PEPT-ML one pass of clustering recipe

import pept
from pept.tracking import *

max_tracers = 1

pipeline = pept.Pipeline([
    Cutpoints(max_distance = 0.5),
    HDBSCAN(true_fraction = 0.15, max_tracers = max_tracers),
    SplitLabels() + Centroids(),
    Stack(),
])

locations = pipeline.fit(lors)

PEPT-ML second pass of clustering recipe

import pept
from pept.tracking import *

max_tracers = 1

pipeline = pept.Pipeline([
    Stack(sample_size = 30 * max_tracers, overlap = 30 * max_tracers - 1),
    HDBSCAN(true_fraction = 0.6, max_tracers = max_tracers),
    SplitLabels() + Centroids(),
    Stack(),
])

locations2 = pipeline.fit(lors)

PEPT-ML complete recipe

Including two passes of clustering and trajectory separation: Including an example ADAC Forte data initisalisation, two passes of clustering, trajectory separation, plotting and saving trajectories as CSV.

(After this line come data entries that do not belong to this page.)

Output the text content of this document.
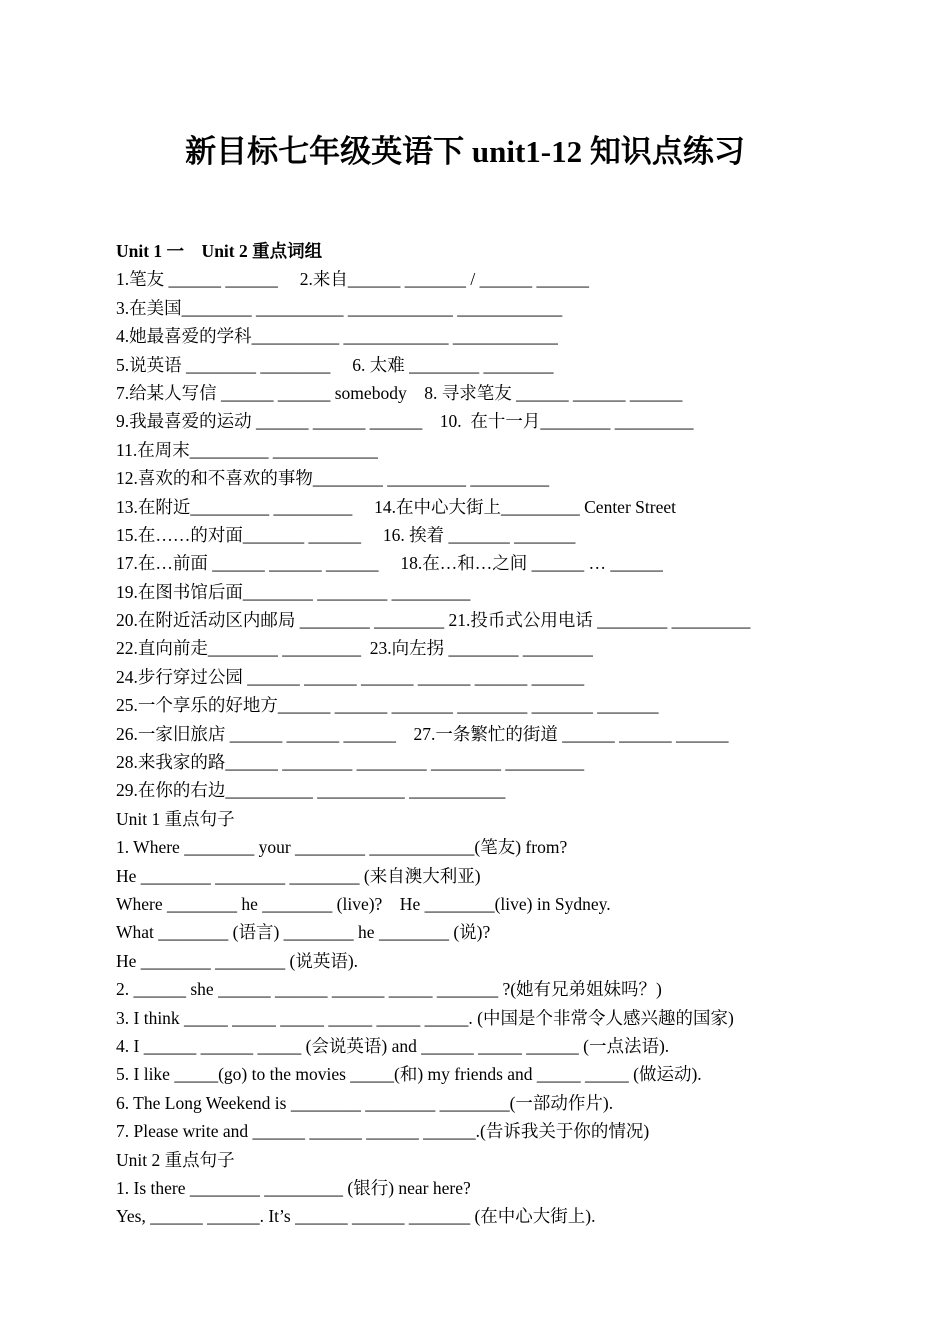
新目标七年级英语下 unit1-12 知识点练习
Unit 1 一    Unit 2 重点词组
1.笔友 ______ ______     2.来自______ _______ / ______ ______
3.在美国________ __________ ____________ ____________
4.她最喜爱的学科__________ ____________ ____________
5.说英语 ________ ________     6. 太难 ________ ________
7.给某人写信 ______ ______ somebody    8. 寻求笔友 ______ ______ ______
9.我最喜爱的运动 ______ ______ ______    10.  在十一月________ _________
11.在周末_________ ____________
12.喜欢的和不喜欢的事物________ _________ _________
13.在附近_________ _________     14.在中心大街上_________ Center Street
15.在……的对面_______ ______     16. 挨着 _______ _______
17.在…前面 ______ ______ ______     18.在…和…之间 ______ … ______
19.在图书馆后面________ ________ _________
20.在附近活动区内邮局 ________ ________ 21.投币式公用电话 ________ _________
22.直向前走________ _________  23.向左拐 ________ ________
24.步行穿过公园 ______ ______ ______ ______ ______ ______
25.一个享乐的好地方______ ______ _______ ________ _______ _______
26.一家旧旅店 ______ ______ ______    27.一条繁忙的街道 ______ ______ ______
28.来我家的路______ ________ ________ ________ _________
29.在你的右边__________ __________ ___________
Unit 1 重点句子
1. Where ________ your ________ ____________(笔友) from?
He ________ ________ ________ (来自澳大利亚)
Where ________ he ________ (live)?    He ________(live) in Sydney.
What ________ (语言) ________ he ________ (说)?
He ________ ________ (说英语).
2. ______ she ______ ______ ______ _____ _______ ?(她有兄弟姐妹吗？)
3. I think _____ _____ _____ _____ _____ _____. (中国是个非常令人感兴趣的国家)
4. I ______ ______ _____ (会说英语) and ______ _____ ______ (一点法语).
5. I like _____(go) to the movies _____(和) my friends and _____ _____ (做运动).
6. The Long Weekend is ________ ________ ________(一部动作片).
7. Please write and ______ ______ ______ ______.(告诉我关于你的情况)
Unit 2 重点句子
1. Is there ________ _________ (银行) near here?
Yes, ______ ______. It’s ______ ______ _______ (在中心大街上).
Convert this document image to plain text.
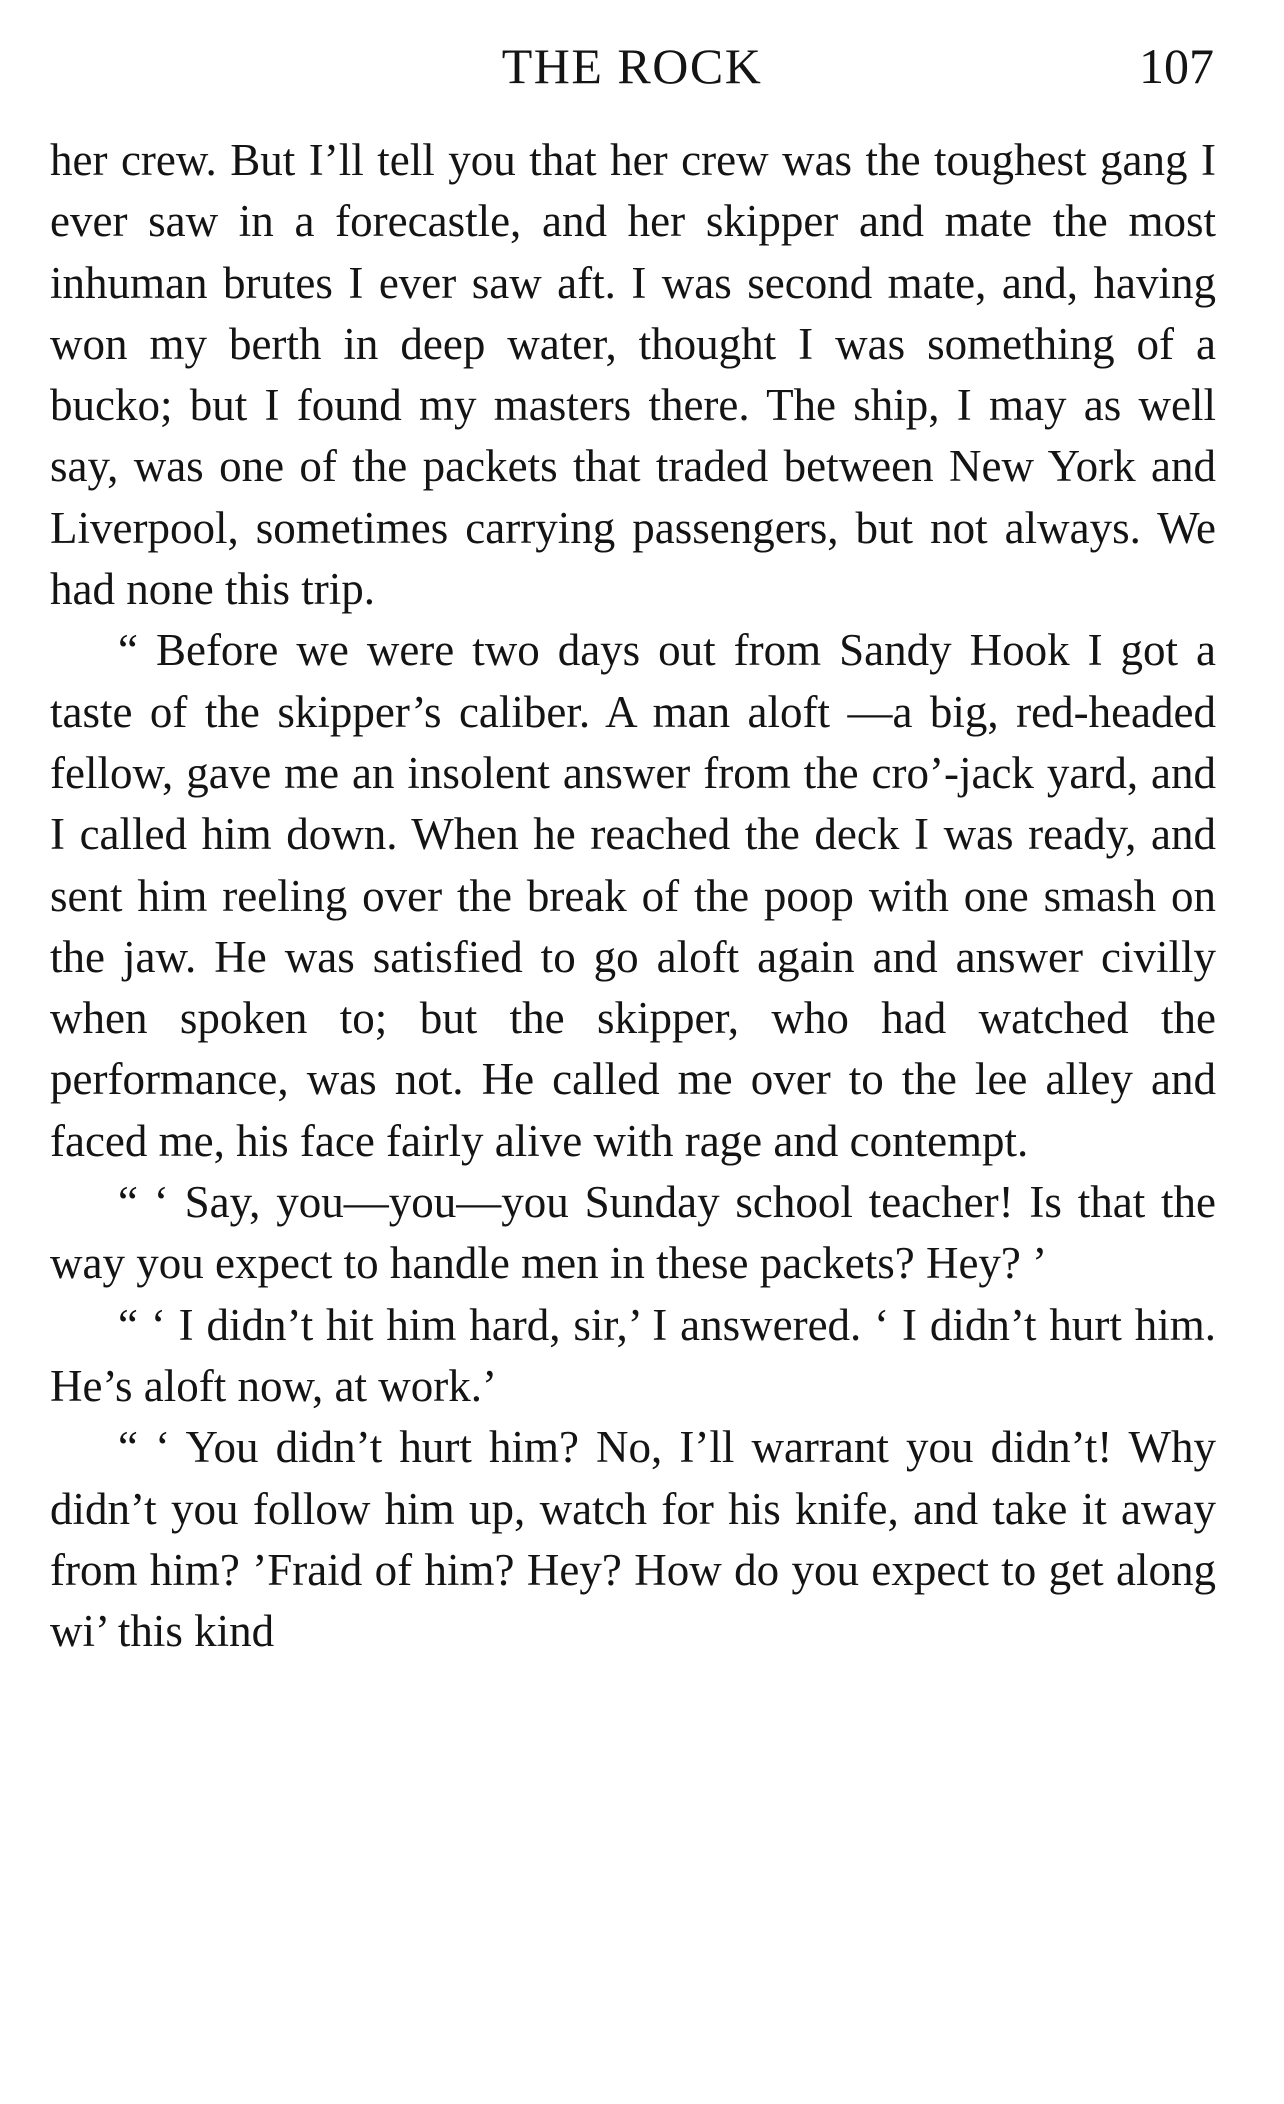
THE ROCK	107

her crew. But I’ll tell you that her crew was the toughest gang I ever saw in a forecastle, and her skipper and mate the most inhuman brutes I ever saw aft. I was second mate, and, having won my berth in deep water, thought I was something of a bucko; but I found my masters there. The ship, I may as well say, was one of the packets that traded between New York and Liverpool, sometimes carrying passengers, but not always. We had none this trip.

“ Before we were two days out from Sandy Hook I got a taste of the skipper’s caliber. A man aloft —a big, red-headed fellow, gave me an insolent answer from the cro’-jack yard, and I called him down. When he reached the deck I was ready, and sent him reeling over the break of the poop with one smash on the jaw. He was satisfied to go aloft again and answer civilly when spoken to; but the skipper, who had watched the performance, was not. He called me over to the lee alley and faced me, his face fairly alive with rage and contempt.

“ ‘ Say, you—you—you Sunday school teacher! Is that the way you expect to handle men in these packets? Hey? ’

“ ‘ I didn’t hit him hard, sir,’ I answered. ‘ I didn’t hurt him. He’s aloft now, at work.’

“ ‘ You didn’t hurt him? No, I’ll warrant you didn’t! Why didn’t you follow him up, watch for his knife, and take it away from him? ’Fraid of him? Hey? How do you expect to get along wi’ this kind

# Import what we need from the `pept` library
import pept
from pept.tracking import *
from pept.plots import PlotlyGrapher, PlotlyGrapher2D


# Open interactive plots in the web browser
import plotly
plotly.io.renderers.default = "browser"


# Initialise data from file and set sample size and overlap
filepath = "DS1.da01"
max_tracers = 1

lors = pept.scanners.adac_forte(
    filepath,
    sample_size = 200 * max_tracers,
    overlap = 150 * max_tracers,
)


# Select only the first 1000 samples of LoRs for testing; comment out for all
lors = lors[:1000]


# Create PEPT-ML processing pipeline
pipeline = pept.Pipeline([

    # First pass of clustering
    Cutpoints(max_distance = 0.5),
    HDBSCAN(true_fraction = 0.15, max_tracers = max_tracers),
    SplitLabels() + Centroids(),

    # Second pass of clustering
    Stack(sample_size = 30 * max_tracers, overlap = 30 * max_tracers - 1),
    HDBSCAN(true_fraction = 0.6, max_tracers = max_tracers),
    SplitLabels() + Centroids(),

    # Trajectory separation
    Segregate(window = 20 * max_tracers, cut_distance = 10),
])


# Process all samples in `lors` in parallel, using `max_workers` threads
trajectories = pipeline.fit(lors, max_workers = 16)


# Save trajectories as CSV
trajectories.to_csv(filepath + ".csv")


# Plot trajectories - first a 2D timeseries, then all 3D positions
PlotlyGrapher2D().add_timeseries(trajectories).show()
PlotlyGrapher().add_points(trajectories).show()